Collecting customer data is in the interest of the customer, banks (or any company, really) will tell you. By doing so, banks say, they can improve their products and services. Knowing more about customers — their preferences, routines, where they save and when they splurge — helps them personalize their offerings and deepen connections with customers, which makes them feel even more comfortable granting the banks even more of their data.
Right now, it’s not clear who owns customer data, whether it’s banks and our payment information or Facebook and the details we put on social media. Banks are held to higher standards of privacy and security; that’s part of what makes them so well positioned to take the lead on providing digital identity services.
“We don’t know who really owns our data but I bet you the large banks absolutely don’t want that” to be made explicit, said Pascal Bouvier, a venture partner with Santander InnoVentures, the Spanish bank’s fintech venture capital arm. “There [would] be clear liabilities as well as clear asset and cash flow streams that people either have access to — or don’t. In order for us to fully actualize federated digital identities built off data streams we create directly or indirectly, we need to have some type of clarity on that ownership.”
The ownership question is also more important now than ever, as startups and technology providers look to increase their data-sharing agreements with banks. Intuit has landed agreements with JPMorgan Chase and Wells Fargo; Finicity just signed one with Wells; Xero established similar deals with Wells, Silicon Valley Bank and most recently, Capital One. These initiatives also give banks safer ways to move data and help give customers control over how their data is used — the holy grail of digital identity — by using application programming interfaces instead of the more commonly used screen scraping method, in which customers log into the third party site or app with their bank credentials and that company “scrapes” the information to log in as the customer to retrieve account data as necessary.
Convenience over safety
The widely agreed upon solution is data minimization: That an organization will collect only the data it needs, using it only what it agreed to use it for and getting rid of it when the purpose is achieved. A bartender doesn’t know customers’ ages to serve them, she just needs to know it’s greater than or equal to a certain age.

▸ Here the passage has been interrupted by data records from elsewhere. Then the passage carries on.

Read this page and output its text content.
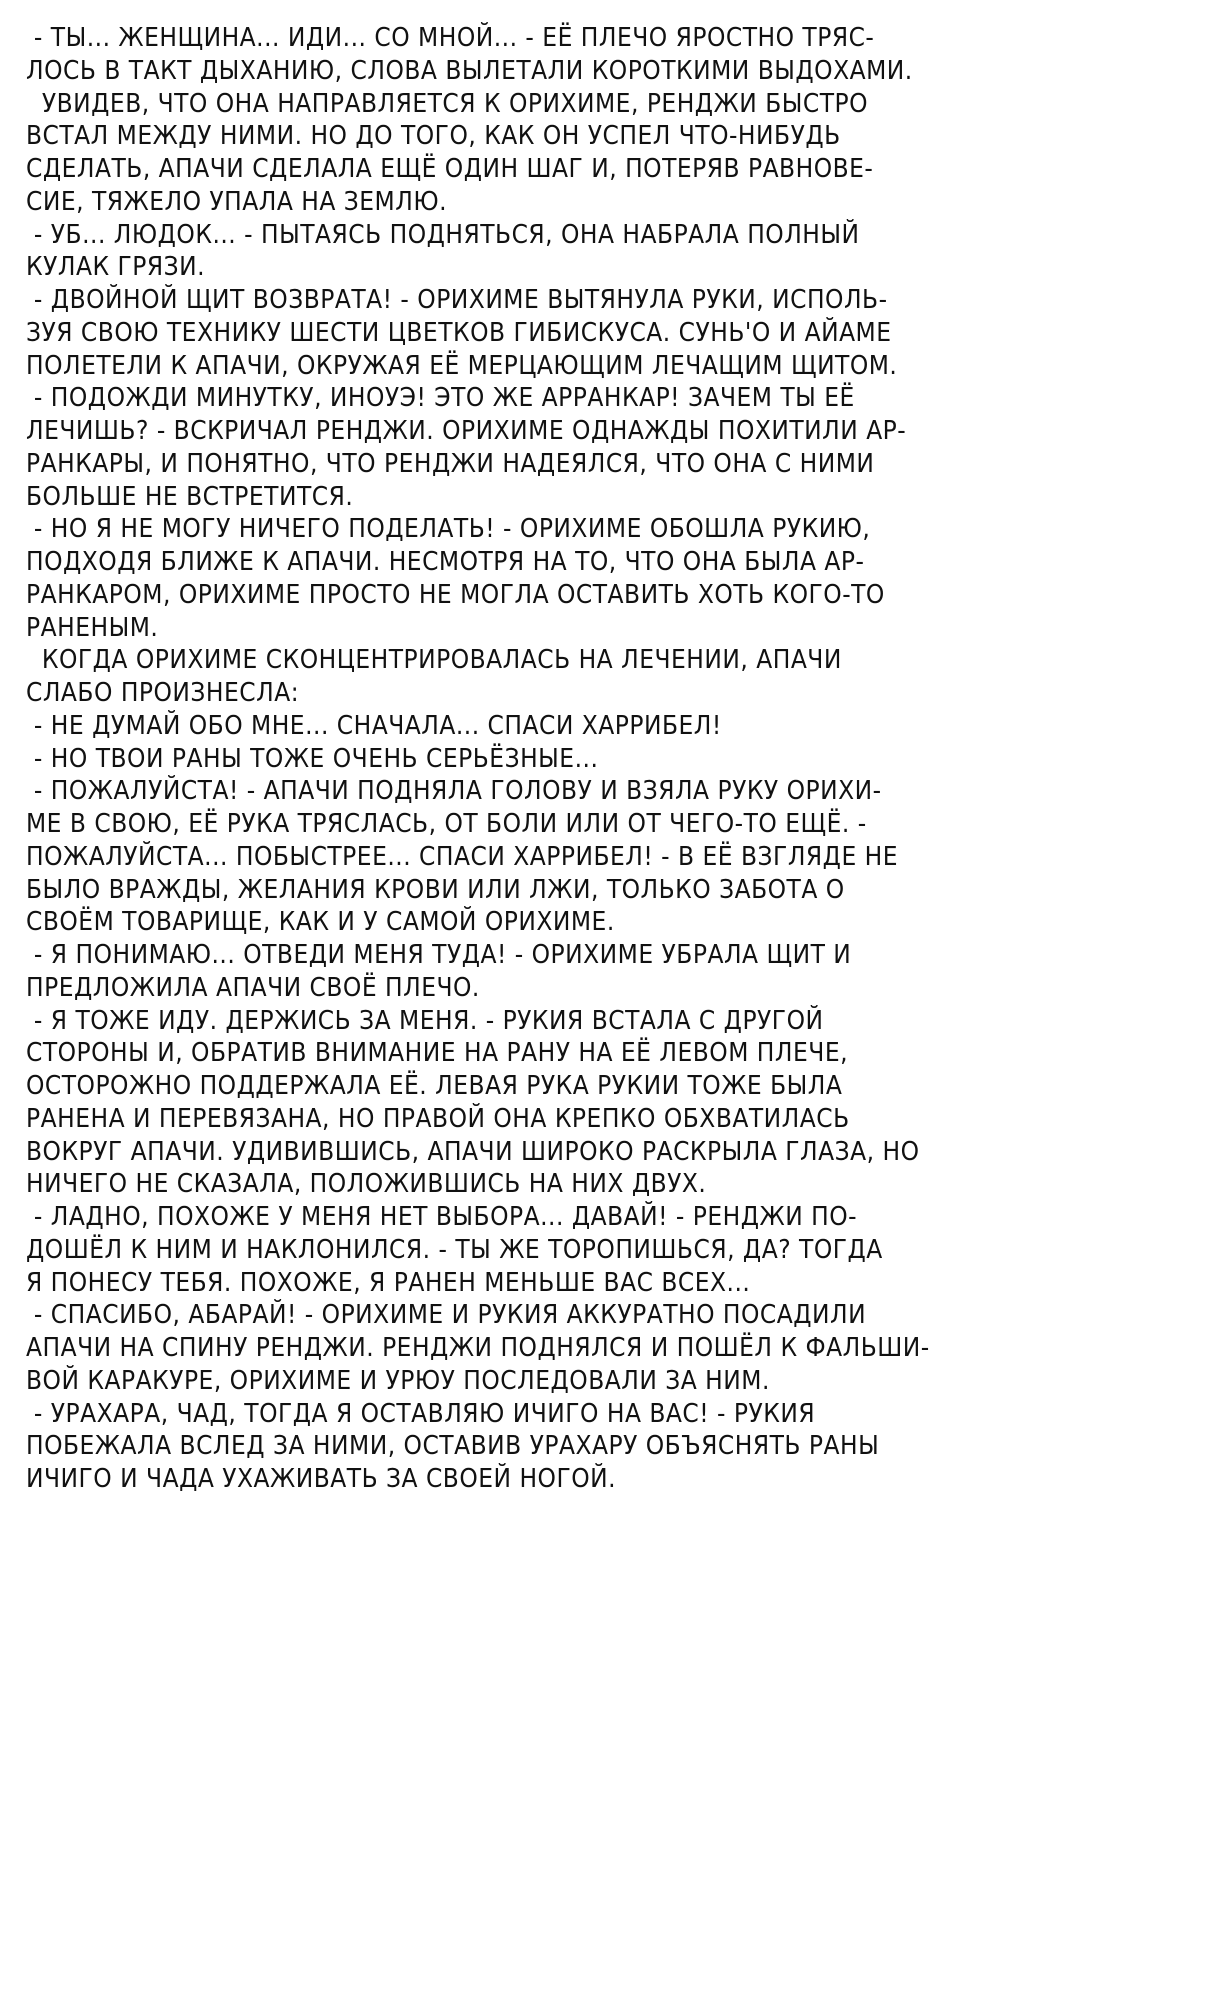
- ТЫ... ЖЕНЩИНА... ИДИ... СО МНОЙ... - ЕЁ ПЛЕЧО ЯРОСТНО ТРЯС-
ЛОСЬ В ТАКТ ДЫХАНИЮ, СЛОВА ВЫЛЕТАЛИ КОРОТКИМИ ВЫДОХАМИ.
УВИДЕВ, ЧТО ОНА НАПРАВЛЯЕТСЯ К ОРИХИМЕ, РЕНДЖИ БЫСТРО
ВСТАЛ МЕЖДУ НИМИ. НО ДО ТОГО, КАК ОН УСПЕЛ ЧТО-НИБУДЬ
СДЕЛАТЬ, АПАЧИ СДЕЛАЛА ЕЩЁ ОДИН ШАГ И, ПОТЕРЯВ РАВНОВЕ-
СИЕ, ТЯЖЕЛО УПАЛА НА ЗЕМЛЮ.
- УБ... ЛЮДОК... - ПЫТАЯСЬ ПОДНЯТЬСЯ, ОНА НАБРАЛА ПОЛНЫЙ
КУЛАК ГРЯЗИ.
- ДВОЙНОЙ ЩИТ ВОЗВРАТА! - ОРИХИМЕ ВЫТЯНУЛА РУКИ, ИСПОЛЬ-
ЗУЯ СВОЮ ТЕХНИКУ ШЕСТИ ЦВЕТКОВ ГИБИСКУСА. СУНЬ'О И АЙАМЕ
ПОЛЕТЕЛИ К АПАЧИ, ОКРУЖАЯ ЕЁ МЕРЦАЮЩИМ ЛЕЧАЩИМ ЩИТОМ.
- ПОДОЖДИ МИНУТКУ, ИНОУЭ! ЭТО ЖЕ АРРАНКАР! ЗАЧЕМ ТЫ ЕЁ
ЛЕЧИШЬ? - ВСКРИЧАЛ РЕНДЖИ. ОРИХИМЕ ОДНАЖДЫ ПОХИТИЛИ АР-
РАНКАРЫ, И ПОНЯТНО, ЧТО РЕНДЖИ НАДЕЯЛСЯ, ЧТО ОНА С НИМИ
БОЛЬШЕ НЕ ВСТРЕТИТСЯ.
- НО Я НЕ МОГУ НИЧЕГО ПОДЕЛАТЬ! - ОРИХИМЕ ОБОШЛА РУКИЮ,
ПОДХОДЯ БЛИЖЕ К АПАЧИ. НЕСМОТРЯ НА ТО, ЧТО ОНА БЫЛА АР-
РАНКАРОМ, ОРИХИМЕ ПРОСТО НЕ МОГЛА ОСТАВИТЬ ХОТЬ КОГО-ТО
РАНЕНЫМ.
КОГДА ОРИХИМЕ СКОНЦЕНТРИРОВАЛАСЬ НА ЛЕЧЕНИИ, АПАЧИ
СЛАБО ПРОИЗНЕСЛА:
- НЕ ДУМАЙ ОБО МНЕ... СНАЧАЛА... СПАСИ ХАРРИБЕЛ!
- НО ТВОИ РАНЫ ТОЖЕ ОЧЕНЬ СЕРЬЁЗНЫЕ...
- ПОЖАЛУЙСТА! - АПАЧИ ПОДНЯЛА ГОЛОВУ И ВЗЯЛА РУКУ ОРИХИ-
МЕ В СВОЮ, ЕЁ РУКА ТРЯСЛАСЬ, ОТ БОЛИ ИЛИ ОТ ЧЕГО-ТО ЕЩЁ. -
ПОЖАЛУЙСТА... ПОБЫСТРЕЕ... СПАСИ ХАРРИБЕЛ! - В ЕЁ ВЗГЛЯДЕ НЕ
БЫЛО ВРАЖДЫ, ЖЕЛАНИЯ КРОВИ ИЛИ ЛЖИ, ТОЛЬКО ЗАБОТА О
СВОЁМ ТОВАРИЩЕ, КАК И У САМОЙ ОРИХИМЕ.
- Я ПОНИМАЮ... ОТВЕДИ МЕНЯ ТУДА! - ОРИХИМЕ УБРАЛА ЩИТ И
ПРЕДЛОЖИЛА АПАЧИ СВОЁ ПЛЕЧО.
- Я ТОЖЕ ИДУ. ДЕРЖИСЬ ЗА МЕНЯ. - РУКИЯ ВСТАЛА С ДРУГОЙ
СТОРОНЫ И, ОБРАТИВ ВНИМАНИЕ НА РАНУ НА ЕЁ ЛЕВОМ ПЛЕЧЕ,
ОСТОРОЖНО ПОДДЕРЖАЛА ЕЁ. ЛЕВАЯ РУКА РУКИИ ТОЖЕ БЫЛА
РАНЕНА И ПЕРЕВЯЗАНА, НО ПРАВОЙ ОНА КРЕПКО ОБХВАТИЛАСЬ
ВОКРУГ АПАЧИ. УДИВИВШИСЬ, АПАЧИ ШИРОКО РАСКРЫЛА ГЛАЗА, НО
НИЧЕГО НЕ СКАЗАЛА, ПОЛОЖИВШИСЬ НА НИХ ДВУХ.
- ЛАДНО, ПОХОЖЕ У МЕНЯ НЕТ ВЫБОРА... ДАВАЙ! - РЕНДЖИ ПО-
ДОШЁЛ К НИМ И НАКЛОНИЛСЯ. - ТЫ ЖЕ ТОРОПИШЬСЯ, ДА? ТОГДА
Я ПОНЕСУ ТЕБЯ. ПОХОЖЕ, Я РАНЕН МЕНЬШЕ ВАС ВСЕХ...
- СПАСИБО, АБАРАЙ! - ОРИХИМЕ И РУКИЯ АККУРАТНО ПОСАДИЛИ
АПАЧИ НА СПИНУ РЕНДЖИ. РЕНДЖИ ПОДНЯЛСЯ И ПОШЁЛ К ФАЛЬШИ-
ВОЙ КАРАКУРЕ, ОРИХИМЕ И УРЮУ ПОСЛЕДОВАЛИ ЗА НИМ.
- УРАХАРА, ЧАД, ТОГДА Я ОСТАВЛЯЮ ИЧИГО НА ВАС! - РУКИЯ
ПОБЕЖАЛА ВСЛЕД ЗА НИМИ, ОСТАВИВ УРАХАРУ ОБЪЯСНЯТЬ РАНЫ
ИЧИГО И ЧАДА УХАЖИВАТЬ ЗА СВОЕЙ НОГОЙ.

One way is to let the customers opt in to having their data shared. The Canadian banks have a solution to this. Or put a disclaimer on the bank website that spells out how the data is going to be used. But that’s slightly inconvenient. And even when customers are cynical toward banks, they seem to be trusted enough to continue serving them.
“Consumers will always choose the path of least resistance, and if you rely on your consumers to be interested in their best interest when it comes to security, that’s probably not going to happen,” said Ryan Fox, director of consumer identity at Capital One. “We’re always two-step or multi-factor authenticating our customers. It’s always dynamic, always risk-based, aways multilayered.”

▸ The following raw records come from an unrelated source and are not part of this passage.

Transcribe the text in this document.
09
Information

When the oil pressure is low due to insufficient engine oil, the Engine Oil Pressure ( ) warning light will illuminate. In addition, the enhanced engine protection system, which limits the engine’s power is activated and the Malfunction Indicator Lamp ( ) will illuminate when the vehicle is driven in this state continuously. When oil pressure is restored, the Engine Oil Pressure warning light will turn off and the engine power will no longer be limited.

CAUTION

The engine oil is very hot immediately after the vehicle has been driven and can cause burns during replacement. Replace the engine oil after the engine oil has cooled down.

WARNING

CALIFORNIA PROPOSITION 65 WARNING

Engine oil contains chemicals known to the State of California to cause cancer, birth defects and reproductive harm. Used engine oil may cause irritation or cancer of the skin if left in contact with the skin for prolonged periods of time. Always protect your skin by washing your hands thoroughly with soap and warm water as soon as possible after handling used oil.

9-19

In 2015, Capital One launched SwiftID, which removes the friction of passwords by letting people authenticate biometrically from their phones when signing in from an unknown device. By designing security right in the banking experience, Fox says, the bank can send the customer a push notification they can respond to in a second instead of requiring them to read a lengthy security statement, Fox said.
The important thing for banks to remember when building on their security is that people don’t think about it in terms of what’s most secure; they think about what’s easiest, he said.
“That’s why touch ID had such an adoption rate,” Fox said. “We went away from knowledge-based login to something I can just touch. It was adopted not because it was a pattern they understood but because it took half the time. Is it easier? Yes. Do I have a cognitive load associated with doing this? No? Then I’ll do it.”